Franco M A, Greenberg H B
Instituto de Genetica, Facultad de Medicina, Pontifica UniversidadJaverina, Bogota, Columbia.
J Infect Dis. 1999 May;179 Suppl 3:S466-9. doi: 10.1086/314805.
Recent findings from our laboratory regarding the immune response of mice to rotavirus (a mucosal pathogen) show that although in most situations an acquired (T or B cell or both) response is necessary for elimination of primary rotavirus infection, unidentified innate mechanisms can also play a role in some mouse strains. Similar to what is seen with many other viruses, CD8+ T cells appear to provide the first but not the exclusive mechanism that mediates clearance of a primary rotavirus infection. Antibodies are the critical mediators of prevention against rotavirus reinfection. Nonneutralizing IgA monoclonal antibodies directed against VP6 (an internal structural rotavirus protein) can mediate immunity against rotaviruses in vivo. Rotavirus-specific CD8+ T cells can mediate their antiviral effect in the absence of perforin, fas, or interferon-gamma and are preferentially represented in the subset that expresses high levels of the enteric mucosal homing receptor alpha4beta7.
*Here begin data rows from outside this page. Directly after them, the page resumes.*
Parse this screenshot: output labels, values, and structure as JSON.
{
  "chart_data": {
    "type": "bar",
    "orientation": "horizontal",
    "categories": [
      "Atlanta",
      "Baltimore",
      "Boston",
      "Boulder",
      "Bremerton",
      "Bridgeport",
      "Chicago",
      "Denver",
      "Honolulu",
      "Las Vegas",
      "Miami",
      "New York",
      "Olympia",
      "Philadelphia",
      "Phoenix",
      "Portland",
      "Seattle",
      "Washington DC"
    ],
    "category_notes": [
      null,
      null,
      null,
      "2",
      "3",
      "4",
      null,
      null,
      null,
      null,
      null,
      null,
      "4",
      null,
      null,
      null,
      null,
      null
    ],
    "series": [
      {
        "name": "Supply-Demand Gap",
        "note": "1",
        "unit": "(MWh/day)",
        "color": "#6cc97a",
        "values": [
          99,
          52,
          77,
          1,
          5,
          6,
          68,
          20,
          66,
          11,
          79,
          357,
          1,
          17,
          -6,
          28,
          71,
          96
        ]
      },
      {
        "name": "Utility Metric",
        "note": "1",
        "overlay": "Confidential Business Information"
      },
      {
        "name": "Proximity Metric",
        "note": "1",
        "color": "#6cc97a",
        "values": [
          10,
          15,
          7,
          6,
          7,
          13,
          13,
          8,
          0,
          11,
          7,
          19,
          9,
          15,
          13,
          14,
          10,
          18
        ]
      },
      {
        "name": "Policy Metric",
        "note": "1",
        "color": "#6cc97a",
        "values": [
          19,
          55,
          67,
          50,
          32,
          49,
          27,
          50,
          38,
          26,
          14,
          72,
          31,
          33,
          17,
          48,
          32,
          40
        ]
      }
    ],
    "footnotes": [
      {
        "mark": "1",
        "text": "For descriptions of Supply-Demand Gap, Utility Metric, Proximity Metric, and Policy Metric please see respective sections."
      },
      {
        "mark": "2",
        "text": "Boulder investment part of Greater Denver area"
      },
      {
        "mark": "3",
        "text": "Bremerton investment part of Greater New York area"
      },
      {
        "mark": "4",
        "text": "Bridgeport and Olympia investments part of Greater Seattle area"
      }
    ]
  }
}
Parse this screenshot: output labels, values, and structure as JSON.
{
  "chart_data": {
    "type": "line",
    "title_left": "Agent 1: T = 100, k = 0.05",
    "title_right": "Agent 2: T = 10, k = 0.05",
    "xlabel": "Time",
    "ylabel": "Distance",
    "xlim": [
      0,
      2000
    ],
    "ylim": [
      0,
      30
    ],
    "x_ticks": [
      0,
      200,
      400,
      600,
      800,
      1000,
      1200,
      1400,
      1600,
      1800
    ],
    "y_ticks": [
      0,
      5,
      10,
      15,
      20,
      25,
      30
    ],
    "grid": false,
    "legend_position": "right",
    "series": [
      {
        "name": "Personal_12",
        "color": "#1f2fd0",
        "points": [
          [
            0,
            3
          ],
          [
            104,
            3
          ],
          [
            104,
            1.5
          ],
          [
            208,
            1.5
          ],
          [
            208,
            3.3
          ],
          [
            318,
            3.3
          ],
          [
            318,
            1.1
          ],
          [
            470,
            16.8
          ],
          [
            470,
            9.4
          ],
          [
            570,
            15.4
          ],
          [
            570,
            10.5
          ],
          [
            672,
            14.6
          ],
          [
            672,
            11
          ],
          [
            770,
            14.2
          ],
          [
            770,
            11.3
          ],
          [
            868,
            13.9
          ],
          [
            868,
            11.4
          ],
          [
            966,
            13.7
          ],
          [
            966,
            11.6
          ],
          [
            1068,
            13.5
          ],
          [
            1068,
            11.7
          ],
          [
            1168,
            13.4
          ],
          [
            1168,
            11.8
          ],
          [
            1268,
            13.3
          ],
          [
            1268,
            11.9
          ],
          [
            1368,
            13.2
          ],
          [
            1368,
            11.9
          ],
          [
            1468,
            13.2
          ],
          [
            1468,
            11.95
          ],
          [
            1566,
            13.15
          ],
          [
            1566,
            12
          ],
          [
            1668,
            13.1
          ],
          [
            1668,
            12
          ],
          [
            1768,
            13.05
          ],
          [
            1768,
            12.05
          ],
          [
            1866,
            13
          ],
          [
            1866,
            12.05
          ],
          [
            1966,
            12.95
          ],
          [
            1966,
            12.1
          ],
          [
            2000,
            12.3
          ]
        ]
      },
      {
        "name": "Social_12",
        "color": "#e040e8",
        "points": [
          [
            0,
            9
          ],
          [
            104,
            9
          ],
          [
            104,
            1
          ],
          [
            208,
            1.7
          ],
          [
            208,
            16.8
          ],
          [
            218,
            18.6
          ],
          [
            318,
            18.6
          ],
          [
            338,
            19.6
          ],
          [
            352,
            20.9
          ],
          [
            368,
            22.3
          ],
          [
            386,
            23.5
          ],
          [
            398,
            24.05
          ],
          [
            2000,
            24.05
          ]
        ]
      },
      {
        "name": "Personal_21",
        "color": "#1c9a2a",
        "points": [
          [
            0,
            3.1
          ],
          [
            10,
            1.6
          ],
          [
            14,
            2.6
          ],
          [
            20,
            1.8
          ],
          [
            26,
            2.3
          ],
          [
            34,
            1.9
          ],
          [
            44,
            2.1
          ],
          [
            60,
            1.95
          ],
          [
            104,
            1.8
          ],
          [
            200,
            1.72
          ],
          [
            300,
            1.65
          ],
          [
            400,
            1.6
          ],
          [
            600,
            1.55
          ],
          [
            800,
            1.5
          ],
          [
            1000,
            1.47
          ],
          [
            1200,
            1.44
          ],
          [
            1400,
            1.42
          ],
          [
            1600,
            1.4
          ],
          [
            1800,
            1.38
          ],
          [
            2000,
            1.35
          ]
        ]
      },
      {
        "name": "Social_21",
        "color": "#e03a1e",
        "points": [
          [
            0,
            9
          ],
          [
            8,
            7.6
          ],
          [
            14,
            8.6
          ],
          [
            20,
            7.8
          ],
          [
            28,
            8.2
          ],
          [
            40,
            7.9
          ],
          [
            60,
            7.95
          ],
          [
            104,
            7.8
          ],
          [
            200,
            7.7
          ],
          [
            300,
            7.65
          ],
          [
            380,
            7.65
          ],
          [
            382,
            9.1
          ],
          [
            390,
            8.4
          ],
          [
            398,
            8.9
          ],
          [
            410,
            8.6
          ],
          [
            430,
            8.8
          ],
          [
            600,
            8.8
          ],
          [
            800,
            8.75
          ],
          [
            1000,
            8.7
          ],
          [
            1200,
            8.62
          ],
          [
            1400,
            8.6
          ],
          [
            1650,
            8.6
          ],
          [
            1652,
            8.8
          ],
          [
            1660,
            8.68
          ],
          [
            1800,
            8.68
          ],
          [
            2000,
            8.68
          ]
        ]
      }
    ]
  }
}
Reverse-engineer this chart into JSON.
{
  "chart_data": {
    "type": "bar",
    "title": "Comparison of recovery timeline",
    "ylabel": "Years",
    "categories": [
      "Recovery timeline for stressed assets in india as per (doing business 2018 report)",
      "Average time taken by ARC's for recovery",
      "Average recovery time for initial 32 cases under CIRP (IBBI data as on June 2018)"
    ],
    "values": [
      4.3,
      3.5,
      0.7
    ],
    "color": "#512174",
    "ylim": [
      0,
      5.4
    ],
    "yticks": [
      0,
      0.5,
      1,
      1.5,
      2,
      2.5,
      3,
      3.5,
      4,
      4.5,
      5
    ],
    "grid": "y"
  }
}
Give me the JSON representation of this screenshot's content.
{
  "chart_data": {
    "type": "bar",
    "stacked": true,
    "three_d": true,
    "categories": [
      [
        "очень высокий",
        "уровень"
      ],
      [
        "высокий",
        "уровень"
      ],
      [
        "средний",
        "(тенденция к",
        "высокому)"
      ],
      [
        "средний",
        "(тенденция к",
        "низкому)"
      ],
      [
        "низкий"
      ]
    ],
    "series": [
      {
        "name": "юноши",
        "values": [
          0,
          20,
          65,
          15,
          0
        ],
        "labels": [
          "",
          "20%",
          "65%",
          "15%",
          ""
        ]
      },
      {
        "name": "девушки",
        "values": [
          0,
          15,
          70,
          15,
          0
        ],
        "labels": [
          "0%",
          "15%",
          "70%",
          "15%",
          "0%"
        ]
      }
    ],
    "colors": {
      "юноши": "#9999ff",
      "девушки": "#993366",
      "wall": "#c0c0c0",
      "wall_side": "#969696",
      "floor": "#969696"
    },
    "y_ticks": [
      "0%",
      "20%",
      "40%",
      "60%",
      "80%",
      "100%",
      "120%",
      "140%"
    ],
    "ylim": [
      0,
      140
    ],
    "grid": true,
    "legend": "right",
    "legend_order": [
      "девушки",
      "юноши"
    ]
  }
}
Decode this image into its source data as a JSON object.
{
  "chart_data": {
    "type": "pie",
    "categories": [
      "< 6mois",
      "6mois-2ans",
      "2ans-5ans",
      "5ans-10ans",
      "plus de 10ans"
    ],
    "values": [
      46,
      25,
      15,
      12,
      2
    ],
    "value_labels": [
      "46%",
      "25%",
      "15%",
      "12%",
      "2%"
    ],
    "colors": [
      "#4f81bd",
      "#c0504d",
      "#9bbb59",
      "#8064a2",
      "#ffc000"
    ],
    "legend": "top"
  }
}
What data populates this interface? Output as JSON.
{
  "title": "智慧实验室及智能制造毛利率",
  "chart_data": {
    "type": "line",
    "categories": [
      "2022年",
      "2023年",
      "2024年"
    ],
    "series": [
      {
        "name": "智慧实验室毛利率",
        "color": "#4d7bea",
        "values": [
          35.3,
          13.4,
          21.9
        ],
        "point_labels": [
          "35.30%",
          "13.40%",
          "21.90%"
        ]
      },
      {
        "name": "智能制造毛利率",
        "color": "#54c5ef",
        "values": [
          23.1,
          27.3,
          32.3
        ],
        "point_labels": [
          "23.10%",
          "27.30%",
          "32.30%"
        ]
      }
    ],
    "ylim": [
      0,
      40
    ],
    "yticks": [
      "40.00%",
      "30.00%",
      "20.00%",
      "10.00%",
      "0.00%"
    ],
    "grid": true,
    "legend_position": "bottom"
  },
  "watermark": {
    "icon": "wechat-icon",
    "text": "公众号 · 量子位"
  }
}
我们实验室最近关于小鼠对轮状病毒(一种黏膜病原体)免疫反应的研究结果表明,虽然在大多数情况下,获得性(T细胞或B细胞或两者)反应对于消除原发性轮状病毒感染是必要的,但在某些小鼠品系中,未知的先天机制也可发挥作用。与许多其他病毒的情况类似,CD8 + T细胞似乎是介导原发性轮状病毒感染清除的首要但并非唯一机制。抗体是预防轮状病毒再次感染的关键介质。针对VP6(一种轮状病毒内部结构蛋白)的非中和性IgA单克隆抗体可在体内介导针对轮状病毒的免疫。轮状病毒特异性CD8 + T细胞可在缺乏穿孔素、Fas或干扰素 - γ的情况下介导其抗病毒作用,并且在表达高水平肠道黏膜归巢受体α4β7的亚群中优先存在。